Sex for the first time: what the fuck
Alright so, to make this story as short as possible, I’m twenty-four years old and literally had sex for the first time yesterday. I’ve previously had a boyfriend of eleven months who I never fully had sex with plainly because part of me didn’t want to at that time, but I’d engaged in basically everything except the actual insertion itself.
Anyway, being that I’m already in my mid-twenties I had zero expectation except I fully understood it would be painful for me at first because, let’s face it, I see my soul leave my body every time I have a pap-smear done, so I knew it wouldn’t be bliss to begin with. However, after a while it stopped hurting, and it didn’t exactly feel GOOD good, but it didn’t feel bad. It just felt like pressure down there and at some point even like my bottom was going to bust. I have zero clue if this makes sense, I’m tying my best here.

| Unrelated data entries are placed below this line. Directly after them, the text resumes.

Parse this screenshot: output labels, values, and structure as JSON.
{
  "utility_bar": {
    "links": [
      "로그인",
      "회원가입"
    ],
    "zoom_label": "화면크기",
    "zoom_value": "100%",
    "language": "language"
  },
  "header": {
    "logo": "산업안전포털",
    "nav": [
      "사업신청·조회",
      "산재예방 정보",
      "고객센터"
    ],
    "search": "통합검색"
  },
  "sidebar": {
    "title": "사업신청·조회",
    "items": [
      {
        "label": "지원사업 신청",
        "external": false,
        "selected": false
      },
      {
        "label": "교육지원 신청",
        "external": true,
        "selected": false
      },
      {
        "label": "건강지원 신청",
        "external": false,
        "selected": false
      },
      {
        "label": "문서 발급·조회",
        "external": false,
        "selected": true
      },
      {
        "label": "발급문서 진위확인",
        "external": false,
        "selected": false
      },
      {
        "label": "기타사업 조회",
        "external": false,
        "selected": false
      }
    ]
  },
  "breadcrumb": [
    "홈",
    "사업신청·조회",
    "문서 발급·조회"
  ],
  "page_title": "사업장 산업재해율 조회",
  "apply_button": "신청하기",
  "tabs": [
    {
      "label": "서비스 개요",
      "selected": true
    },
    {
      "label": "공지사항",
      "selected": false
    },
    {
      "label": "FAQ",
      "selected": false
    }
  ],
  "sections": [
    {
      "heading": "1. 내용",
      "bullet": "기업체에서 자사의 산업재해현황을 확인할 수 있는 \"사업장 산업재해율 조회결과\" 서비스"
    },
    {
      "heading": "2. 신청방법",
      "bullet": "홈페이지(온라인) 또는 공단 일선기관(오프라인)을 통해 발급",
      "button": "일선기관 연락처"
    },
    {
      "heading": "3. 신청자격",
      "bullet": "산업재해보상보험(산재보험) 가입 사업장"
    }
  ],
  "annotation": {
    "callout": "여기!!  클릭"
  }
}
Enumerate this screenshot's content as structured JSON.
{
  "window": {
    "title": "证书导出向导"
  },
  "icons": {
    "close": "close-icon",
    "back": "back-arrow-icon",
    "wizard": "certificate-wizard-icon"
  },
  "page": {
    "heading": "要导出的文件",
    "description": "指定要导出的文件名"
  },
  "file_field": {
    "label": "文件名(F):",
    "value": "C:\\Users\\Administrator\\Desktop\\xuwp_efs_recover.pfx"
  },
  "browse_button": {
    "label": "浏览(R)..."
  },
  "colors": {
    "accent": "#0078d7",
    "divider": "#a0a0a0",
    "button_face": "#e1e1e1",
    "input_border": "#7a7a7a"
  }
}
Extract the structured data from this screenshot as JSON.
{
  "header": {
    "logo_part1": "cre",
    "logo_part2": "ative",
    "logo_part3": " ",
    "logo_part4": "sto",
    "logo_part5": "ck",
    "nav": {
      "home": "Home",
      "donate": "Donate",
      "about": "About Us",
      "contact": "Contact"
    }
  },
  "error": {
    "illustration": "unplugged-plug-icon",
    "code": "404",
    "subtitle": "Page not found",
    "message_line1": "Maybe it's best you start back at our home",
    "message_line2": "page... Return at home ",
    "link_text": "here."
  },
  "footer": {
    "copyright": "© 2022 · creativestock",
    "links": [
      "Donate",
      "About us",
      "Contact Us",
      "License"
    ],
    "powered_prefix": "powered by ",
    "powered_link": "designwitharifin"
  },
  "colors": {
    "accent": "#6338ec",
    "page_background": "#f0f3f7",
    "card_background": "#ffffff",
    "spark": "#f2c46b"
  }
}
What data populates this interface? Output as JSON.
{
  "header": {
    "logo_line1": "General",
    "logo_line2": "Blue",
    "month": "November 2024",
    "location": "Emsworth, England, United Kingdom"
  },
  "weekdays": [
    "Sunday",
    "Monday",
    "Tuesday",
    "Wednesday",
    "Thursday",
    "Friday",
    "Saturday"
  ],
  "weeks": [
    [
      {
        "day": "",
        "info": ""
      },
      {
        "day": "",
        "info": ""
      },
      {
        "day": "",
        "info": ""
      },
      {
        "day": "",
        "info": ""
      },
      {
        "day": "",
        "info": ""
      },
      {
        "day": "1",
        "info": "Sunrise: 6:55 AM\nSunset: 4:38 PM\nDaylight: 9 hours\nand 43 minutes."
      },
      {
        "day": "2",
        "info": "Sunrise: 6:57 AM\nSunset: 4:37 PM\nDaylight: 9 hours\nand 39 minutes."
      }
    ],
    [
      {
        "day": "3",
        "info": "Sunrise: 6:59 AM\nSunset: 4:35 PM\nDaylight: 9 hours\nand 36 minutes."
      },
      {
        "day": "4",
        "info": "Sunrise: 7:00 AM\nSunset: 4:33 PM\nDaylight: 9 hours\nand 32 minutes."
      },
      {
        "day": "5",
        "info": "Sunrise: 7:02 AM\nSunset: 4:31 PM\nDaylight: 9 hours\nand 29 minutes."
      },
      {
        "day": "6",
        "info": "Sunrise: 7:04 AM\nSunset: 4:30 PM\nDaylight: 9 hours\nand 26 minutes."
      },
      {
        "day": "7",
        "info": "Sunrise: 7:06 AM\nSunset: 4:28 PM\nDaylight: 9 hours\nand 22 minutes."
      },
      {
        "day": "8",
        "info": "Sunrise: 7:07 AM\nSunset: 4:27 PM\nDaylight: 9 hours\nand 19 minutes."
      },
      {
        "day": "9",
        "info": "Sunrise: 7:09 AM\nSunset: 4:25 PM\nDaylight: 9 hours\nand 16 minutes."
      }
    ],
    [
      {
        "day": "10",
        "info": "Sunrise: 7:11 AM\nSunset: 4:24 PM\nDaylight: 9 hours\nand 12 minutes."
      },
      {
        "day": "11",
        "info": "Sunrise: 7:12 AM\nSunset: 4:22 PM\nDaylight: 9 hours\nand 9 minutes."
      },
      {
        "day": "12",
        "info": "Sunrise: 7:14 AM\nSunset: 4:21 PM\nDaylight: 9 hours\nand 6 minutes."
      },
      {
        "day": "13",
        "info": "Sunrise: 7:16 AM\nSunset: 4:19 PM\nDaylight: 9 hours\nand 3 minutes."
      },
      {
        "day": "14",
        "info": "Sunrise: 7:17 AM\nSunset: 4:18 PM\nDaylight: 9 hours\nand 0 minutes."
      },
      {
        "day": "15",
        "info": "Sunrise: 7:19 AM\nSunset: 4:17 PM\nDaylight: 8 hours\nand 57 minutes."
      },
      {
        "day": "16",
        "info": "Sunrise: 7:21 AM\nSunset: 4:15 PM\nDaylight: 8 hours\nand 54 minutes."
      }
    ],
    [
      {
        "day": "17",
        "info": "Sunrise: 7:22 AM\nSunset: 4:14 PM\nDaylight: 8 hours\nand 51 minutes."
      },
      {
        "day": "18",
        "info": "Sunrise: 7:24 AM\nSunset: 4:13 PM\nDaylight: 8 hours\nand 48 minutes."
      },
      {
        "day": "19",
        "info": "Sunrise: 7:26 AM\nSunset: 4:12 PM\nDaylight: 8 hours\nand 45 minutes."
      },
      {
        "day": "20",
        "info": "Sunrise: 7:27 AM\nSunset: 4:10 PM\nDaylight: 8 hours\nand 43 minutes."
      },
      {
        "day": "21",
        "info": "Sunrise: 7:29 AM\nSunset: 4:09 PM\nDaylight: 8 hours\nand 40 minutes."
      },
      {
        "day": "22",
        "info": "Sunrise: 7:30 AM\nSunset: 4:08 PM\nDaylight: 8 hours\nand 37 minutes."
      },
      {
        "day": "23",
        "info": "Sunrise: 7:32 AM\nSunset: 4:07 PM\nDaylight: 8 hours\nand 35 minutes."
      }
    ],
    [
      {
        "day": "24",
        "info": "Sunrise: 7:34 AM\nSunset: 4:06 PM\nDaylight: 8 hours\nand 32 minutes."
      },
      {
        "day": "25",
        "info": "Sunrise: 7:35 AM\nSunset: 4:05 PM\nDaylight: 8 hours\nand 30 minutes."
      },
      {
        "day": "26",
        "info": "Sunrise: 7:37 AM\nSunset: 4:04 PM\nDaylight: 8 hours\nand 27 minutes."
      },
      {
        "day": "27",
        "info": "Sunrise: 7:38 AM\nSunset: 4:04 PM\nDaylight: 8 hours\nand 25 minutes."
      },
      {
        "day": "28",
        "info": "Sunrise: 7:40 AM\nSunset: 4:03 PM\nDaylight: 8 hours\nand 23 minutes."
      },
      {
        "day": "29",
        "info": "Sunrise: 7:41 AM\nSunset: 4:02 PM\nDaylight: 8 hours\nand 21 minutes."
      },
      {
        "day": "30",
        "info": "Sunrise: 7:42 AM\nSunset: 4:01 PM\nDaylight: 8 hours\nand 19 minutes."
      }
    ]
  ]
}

In the middle of it, I started bleeding which I know is totally normal; I’ve been bleeding all morning today too and I’m wondering when it’ll stop. I also made a lot of noises which I thought were hilarious and I did laugh throughout; he assured me that it was natural, and I told him I already knew, but it was still comical to me anyway lol
So. Neither of us finished, and his explanation was the following. His ex-girlfriend had PCOS and was also on birth control, so they actually never used condoms. He told me although obviously (obviously) you can finish with a condom on, he wasn’t used to it and that was something he was going to have to take care of and it was on him and not on me (clearly there are no other options for me lol it’s either use a condom, or we’re not having sex unless you uh — plan on getting a vasectomy) but he also commented that it’s a “mental thing” and was worried I thought he was sleazy because I asked him if he had a condom to put on and that messed with his head and performance because he felt bad about it, according to him. He texted me later on and thanked me for choosing him to be my first (the construct of virginity to me is some actual bullshit so to be honest it didn’t take any emotional toll on me, I decided on sleeping with him because it was spur of the moment and we’ve been seeing each other and he’s very ... safe, comfortable, and understanding) and then said the next time would be better.
Now, at FIRST, I thought he couldn’t finish because of me and obviously I asked him and he said no, the blame was on him and etc etc but. He’s a little older than me and lost his virginity when he was older too so I think that helped the situation. It wasn’t nearly as awkward as I was anticipating at all which I’m so glad about.
I trust this community and would like to read some of your stories and receive some reassurance. Do you get better with practice? What are some tips to better your performance? What was your first time like? Is it normal that I feel discomfort the next day every time I sit down or put any pressure on the pelvis area? Is it normal to feel exhausted once the sex goes on for a longer period of time?